In her article, Jefferies sites similarities of the food truck craze, gourmet doughnuts, vegan soaps, and ironic sporting events as obvious points of connection between Portland and Brooklyn. I’m venturing to say I respectfully disagree…to a point.
To reduce the 2.6 million people of Brooklyn into a tiny mold of bicycle-riding, organic fiber-wearing, food truck-eating, Etsy craft-making, Vegans…IS RIDICULOUS. If you want to pick a few streets in Williamsburg, and a couple blocks in Park Slope to base generalizations of Brooklyn off of, go ahead. BUT I think I speak for a lot of Brooklynites when I say…that’s not why we live here.
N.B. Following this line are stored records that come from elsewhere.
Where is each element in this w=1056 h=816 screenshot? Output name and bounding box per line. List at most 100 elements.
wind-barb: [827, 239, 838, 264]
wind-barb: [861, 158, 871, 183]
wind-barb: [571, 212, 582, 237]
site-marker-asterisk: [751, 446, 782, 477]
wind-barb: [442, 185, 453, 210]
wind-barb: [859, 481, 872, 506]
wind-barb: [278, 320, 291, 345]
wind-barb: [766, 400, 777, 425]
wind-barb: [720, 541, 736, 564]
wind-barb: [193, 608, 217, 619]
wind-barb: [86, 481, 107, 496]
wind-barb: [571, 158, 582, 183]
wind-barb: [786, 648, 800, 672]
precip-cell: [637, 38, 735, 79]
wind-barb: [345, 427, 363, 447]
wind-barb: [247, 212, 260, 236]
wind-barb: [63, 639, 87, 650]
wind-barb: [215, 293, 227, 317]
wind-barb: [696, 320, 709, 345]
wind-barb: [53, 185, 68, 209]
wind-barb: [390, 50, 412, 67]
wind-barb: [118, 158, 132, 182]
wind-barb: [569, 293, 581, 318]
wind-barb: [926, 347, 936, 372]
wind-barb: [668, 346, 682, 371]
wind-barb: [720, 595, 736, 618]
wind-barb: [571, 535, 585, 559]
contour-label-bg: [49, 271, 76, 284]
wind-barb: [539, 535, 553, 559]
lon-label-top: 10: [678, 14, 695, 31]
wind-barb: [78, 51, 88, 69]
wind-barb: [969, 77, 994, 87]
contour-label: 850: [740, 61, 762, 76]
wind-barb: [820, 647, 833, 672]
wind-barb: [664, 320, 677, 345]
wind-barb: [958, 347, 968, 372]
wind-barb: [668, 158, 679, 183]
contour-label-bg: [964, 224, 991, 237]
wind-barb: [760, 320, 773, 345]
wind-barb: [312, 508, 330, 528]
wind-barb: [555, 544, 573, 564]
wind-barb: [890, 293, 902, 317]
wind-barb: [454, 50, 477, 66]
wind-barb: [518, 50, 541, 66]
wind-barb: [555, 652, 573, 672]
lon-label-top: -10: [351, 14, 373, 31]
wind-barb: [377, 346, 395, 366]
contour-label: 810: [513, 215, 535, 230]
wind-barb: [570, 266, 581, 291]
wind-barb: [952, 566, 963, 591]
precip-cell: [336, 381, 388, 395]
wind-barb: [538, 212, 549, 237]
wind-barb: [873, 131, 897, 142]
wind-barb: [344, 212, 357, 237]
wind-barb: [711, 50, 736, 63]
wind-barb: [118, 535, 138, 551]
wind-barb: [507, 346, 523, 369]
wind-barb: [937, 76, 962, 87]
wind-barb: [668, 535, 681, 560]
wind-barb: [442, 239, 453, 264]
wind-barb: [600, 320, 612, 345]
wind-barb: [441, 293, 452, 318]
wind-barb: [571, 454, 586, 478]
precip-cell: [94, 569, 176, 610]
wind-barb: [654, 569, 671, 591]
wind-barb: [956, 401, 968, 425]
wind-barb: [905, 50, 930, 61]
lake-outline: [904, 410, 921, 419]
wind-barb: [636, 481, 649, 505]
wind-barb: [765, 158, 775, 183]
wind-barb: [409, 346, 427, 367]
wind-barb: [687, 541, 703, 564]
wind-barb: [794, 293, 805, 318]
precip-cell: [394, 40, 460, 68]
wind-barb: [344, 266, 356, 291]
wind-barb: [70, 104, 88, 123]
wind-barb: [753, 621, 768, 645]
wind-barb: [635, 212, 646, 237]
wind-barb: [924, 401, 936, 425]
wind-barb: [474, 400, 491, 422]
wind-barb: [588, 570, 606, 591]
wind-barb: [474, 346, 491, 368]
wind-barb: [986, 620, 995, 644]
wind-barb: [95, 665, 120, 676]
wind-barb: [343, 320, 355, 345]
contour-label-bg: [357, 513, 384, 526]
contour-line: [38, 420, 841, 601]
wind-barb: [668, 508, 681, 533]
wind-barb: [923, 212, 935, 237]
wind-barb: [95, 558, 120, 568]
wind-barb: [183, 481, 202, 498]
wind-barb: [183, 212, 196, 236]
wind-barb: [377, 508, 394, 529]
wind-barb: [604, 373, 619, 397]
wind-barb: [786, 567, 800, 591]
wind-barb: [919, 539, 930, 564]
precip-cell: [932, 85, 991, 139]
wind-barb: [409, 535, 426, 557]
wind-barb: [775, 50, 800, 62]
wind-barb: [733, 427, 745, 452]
The beauty of Brooklyn for me, is in the variation. There’s still grit. There’s still growth. And most of all, people live with a determination to make life happen richly -- more than any other place I’ve seen or lived. If you live in Bed-Stuy or Park Slope, there’s this innate feeling of solidarit. We’re proud of where we live. It’s this community mindset that’s infectious. Sure, I find myself rolling my eyes when hipster culture is at it’s extreme. But if you don’t like it, no one is making you bathe with hand-milled soaps, made in the Adirondacks with all local ingredients.
The Hipsterization of a city isn’t a Portland thing, nor is it a Brooklyn thing. At the end of the day, it’s a sub-culture thing…and it’s happening everywhere.